Clearly Jest is lifting the custom matcher runtime context into some sort of cache used by the stock matcher context, but only upon customer matcher failure (invoking the message() function in the custom matcher results). If the test passes, only the pass() call is being made, which YES does use the shim. So step 21 above *should* have demonstrated this caching, but it appeared to refute it.

Since we can’t go back to yesterday. Let’s try this.

  1. Start with NO SHIM and comment out the custom matcher, use .toEqual() stock matcher for all assertions.
  2. Run the test task. It fails catastrophically, as one would expect.
  3. Add the shim. Still fails catastrophically, as we have demonstrated early on.
  4. Remove /tmp/jest. Test runs normally.
  5. Make an inconsequential change with the watcher running, causing the tests to rerun.
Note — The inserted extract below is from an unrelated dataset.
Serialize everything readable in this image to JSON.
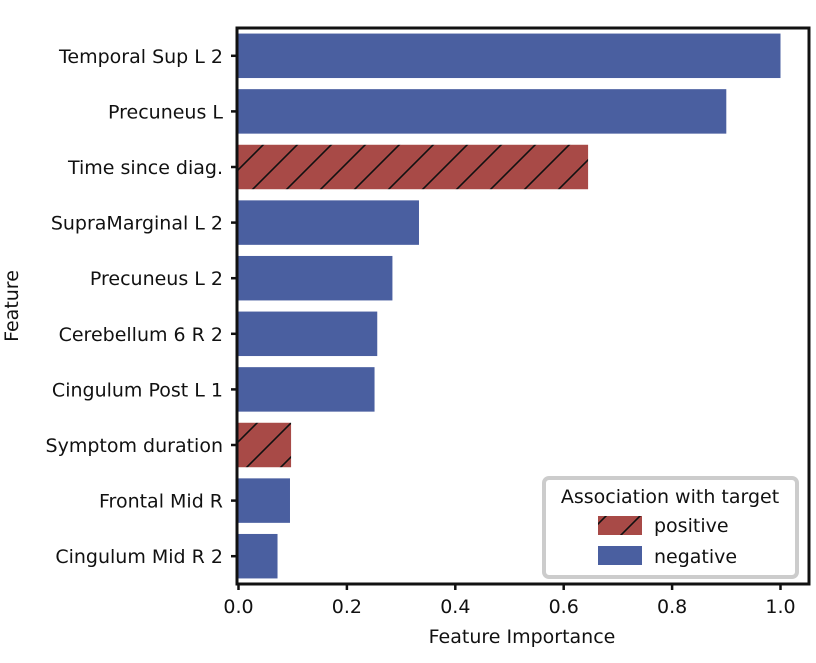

Test fails catastrophically. Eureka!

OK, so definitely a caching issue. It turns out that Jest is scraping dependencies, raking the file system, and REUSING cached dependencies. So essentially on the first run of a watcher task the JSON module used by the custom matcher is the SAME as the one used by the stock matcher, but in subsequent runs the cached JSON is used.

While this conjecture isn’t entirely the whole picture, and it does not and cannot, explain all the funnies we’ve seen, it is sufficient enough to tell us a sobering reality. We cannot trust the Jest cache. Another reality to accept, the JSON shim won’t work when using bigint with Jest. This is sad and must needs a remedy.

And we’ll leave that for another day. I’ve had enough nonsense. I’m going home.